Mr. Speaker, I have some relatives who are lawyers and a lot of friends who are lawyers. I have a lot of respect for lawyers.
The speaker from the Conservative Party talks about the complexity of the bill, the onerous wording, twice the wording of the present Young Offenders Act. He talks about how that is totally unacceptable and says that it is an extremely difficult bill to grasp. I think he is saying that even judges would have problems with it.
I find this amazing. When we start drafting bills and laws, we have lawyers writing the bills, lawyers prosecuting the law, lawyers defending the law, lawyers sitting on the bench deciding what to do with the law, and lawyers interpreting the law. In this particular bill we are going to have lawyers who are going to have to intervene for young offenders under 14 to prove reverse onus. We are going to have lawyer involvement to an unbelievable degree.
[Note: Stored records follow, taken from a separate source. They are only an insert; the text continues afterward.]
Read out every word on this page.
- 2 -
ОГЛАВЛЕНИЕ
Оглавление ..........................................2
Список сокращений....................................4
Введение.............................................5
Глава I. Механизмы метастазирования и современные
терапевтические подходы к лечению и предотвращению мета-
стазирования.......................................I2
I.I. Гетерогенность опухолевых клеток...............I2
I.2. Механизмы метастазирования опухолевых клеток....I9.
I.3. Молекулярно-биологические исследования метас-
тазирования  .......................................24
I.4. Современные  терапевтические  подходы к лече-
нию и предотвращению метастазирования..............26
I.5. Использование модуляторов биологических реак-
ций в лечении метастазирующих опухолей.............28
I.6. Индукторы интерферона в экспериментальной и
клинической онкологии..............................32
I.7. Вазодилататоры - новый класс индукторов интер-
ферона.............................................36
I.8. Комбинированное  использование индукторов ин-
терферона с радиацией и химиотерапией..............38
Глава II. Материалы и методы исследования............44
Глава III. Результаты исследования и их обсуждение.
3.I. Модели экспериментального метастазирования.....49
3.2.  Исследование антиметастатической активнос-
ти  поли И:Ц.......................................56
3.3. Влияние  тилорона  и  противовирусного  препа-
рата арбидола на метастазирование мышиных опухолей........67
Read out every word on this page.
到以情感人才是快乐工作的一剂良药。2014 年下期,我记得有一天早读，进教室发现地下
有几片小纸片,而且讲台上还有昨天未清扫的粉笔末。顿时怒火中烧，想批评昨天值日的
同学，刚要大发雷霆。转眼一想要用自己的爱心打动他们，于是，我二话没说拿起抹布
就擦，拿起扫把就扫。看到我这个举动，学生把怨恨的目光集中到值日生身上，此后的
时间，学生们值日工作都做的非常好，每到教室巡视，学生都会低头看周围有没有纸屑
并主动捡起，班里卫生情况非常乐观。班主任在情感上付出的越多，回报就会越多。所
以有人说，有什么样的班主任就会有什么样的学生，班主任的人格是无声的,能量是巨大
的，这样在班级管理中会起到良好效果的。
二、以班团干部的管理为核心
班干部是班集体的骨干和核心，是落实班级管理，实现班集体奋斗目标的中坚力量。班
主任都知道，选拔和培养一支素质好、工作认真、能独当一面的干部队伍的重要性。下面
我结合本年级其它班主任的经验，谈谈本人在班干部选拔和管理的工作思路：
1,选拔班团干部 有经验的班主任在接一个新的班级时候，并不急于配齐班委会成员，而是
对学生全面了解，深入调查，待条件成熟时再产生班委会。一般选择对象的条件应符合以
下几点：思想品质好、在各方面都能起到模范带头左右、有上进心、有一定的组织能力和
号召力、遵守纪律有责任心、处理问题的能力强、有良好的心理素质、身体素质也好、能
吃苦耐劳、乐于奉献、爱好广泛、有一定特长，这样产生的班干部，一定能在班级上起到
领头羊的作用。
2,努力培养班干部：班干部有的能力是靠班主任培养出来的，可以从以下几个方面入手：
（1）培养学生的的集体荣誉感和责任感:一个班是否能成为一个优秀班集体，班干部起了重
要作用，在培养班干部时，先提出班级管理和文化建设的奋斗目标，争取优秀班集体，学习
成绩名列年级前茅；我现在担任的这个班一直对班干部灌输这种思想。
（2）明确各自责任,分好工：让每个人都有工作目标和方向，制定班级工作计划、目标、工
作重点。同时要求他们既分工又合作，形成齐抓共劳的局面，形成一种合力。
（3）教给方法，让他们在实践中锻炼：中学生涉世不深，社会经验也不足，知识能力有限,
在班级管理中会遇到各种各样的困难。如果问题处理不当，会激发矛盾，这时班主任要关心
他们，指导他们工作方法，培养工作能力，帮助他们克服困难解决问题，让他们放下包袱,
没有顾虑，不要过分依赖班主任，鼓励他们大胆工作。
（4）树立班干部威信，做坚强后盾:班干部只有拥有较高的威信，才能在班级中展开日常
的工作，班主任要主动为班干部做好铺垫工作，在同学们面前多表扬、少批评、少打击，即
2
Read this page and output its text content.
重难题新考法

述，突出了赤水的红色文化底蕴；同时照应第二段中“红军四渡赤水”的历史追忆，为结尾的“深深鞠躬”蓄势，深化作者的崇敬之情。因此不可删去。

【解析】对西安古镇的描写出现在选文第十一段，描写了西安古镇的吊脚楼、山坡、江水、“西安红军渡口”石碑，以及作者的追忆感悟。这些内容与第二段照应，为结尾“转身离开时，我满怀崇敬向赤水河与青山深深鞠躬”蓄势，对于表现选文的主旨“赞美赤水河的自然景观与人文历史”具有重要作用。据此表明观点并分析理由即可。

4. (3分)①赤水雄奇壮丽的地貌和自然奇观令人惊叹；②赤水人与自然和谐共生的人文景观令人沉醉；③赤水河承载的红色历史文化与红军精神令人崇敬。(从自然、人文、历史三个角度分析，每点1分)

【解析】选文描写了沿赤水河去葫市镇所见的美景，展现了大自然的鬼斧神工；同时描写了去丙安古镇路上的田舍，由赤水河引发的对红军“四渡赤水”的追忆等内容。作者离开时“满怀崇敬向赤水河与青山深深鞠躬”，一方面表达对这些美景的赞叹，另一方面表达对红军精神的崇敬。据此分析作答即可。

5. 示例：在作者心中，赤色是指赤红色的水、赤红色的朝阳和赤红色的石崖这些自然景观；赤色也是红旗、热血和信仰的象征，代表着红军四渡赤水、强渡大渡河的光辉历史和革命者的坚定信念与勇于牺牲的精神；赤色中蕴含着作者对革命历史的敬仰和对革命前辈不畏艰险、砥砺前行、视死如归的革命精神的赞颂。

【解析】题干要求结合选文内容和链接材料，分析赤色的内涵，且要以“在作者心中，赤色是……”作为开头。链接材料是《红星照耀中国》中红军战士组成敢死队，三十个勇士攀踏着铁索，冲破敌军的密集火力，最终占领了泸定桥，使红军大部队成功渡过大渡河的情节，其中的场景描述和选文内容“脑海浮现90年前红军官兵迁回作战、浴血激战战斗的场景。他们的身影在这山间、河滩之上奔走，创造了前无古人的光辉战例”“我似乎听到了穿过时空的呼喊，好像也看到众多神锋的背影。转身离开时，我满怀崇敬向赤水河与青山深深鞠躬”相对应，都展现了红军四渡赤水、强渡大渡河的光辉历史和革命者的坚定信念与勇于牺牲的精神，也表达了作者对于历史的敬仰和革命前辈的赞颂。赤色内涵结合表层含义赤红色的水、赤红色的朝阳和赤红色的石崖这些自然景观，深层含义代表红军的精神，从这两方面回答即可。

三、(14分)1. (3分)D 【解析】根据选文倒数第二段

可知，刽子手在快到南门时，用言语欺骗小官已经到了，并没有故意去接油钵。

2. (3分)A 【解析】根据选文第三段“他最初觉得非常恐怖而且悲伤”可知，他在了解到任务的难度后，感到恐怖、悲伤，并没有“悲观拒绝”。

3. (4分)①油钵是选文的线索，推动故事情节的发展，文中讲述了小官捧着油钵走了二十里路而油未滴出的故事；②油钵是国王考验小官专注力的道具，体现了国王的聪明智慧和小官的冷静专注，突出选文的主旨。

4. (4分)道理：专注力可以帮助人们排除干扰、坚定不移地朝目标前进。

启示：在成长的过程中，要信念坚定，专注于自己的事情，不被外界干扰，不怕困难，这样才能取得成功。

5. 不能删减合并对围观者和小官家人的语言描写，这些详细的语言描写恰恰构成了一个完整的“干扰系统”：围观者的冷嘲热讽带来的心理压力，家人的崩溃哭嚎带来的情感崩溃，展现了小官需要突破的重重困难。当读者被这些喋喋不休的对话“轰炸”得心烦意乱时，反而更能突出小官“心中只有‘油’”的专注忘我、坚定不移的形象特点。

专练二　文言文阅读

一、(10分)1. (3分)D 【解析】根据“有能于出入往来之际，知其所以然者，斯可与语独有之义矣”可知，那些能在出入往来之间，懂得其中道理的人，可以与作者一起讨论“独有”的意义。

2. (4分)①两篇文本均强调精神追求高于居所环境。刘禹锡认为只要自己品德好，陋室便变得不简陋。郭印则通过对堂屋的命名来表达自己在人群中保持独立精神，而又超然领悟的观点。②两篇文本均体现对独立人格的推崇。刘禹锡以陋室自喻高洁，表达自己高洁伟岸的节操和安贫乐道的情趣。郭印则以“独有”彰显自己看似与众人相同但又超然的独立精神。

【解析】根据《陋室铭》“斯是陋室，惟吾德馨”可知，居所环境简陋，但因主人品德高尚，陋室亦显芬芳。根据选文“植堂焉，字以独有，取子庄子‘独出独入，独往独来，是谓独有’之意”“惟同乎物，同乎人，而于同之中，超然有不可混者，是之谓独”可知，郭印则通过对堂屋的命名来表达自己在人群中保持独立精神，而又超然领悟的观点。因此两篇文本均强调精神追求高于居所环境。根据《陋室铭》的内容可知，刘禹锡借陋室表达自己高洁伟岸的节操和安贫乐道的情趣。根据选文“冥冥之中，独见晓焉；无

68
I have a feeling that there is something wrong with this picture. We have built a real legal industry under this kind of legislation, which does not make a lot of sense to normal people. Any normal person could not do this. I suggest to the House that it probably took 17 lawyers from Ottawa to write this bill and it is going to take 15 Philadelphia lawyers to interpret the darn thing.
Does the member not see something wrong with that picture? Lawyers, lawyers and lawyers, and we are trying to deal with youth crime and with what to do with our young people. What the government has done with the bill is to build an excellent avenue by which lawyers will fill their pockets once again. I do not see how it is going to make any difference to what is happening with youth crime.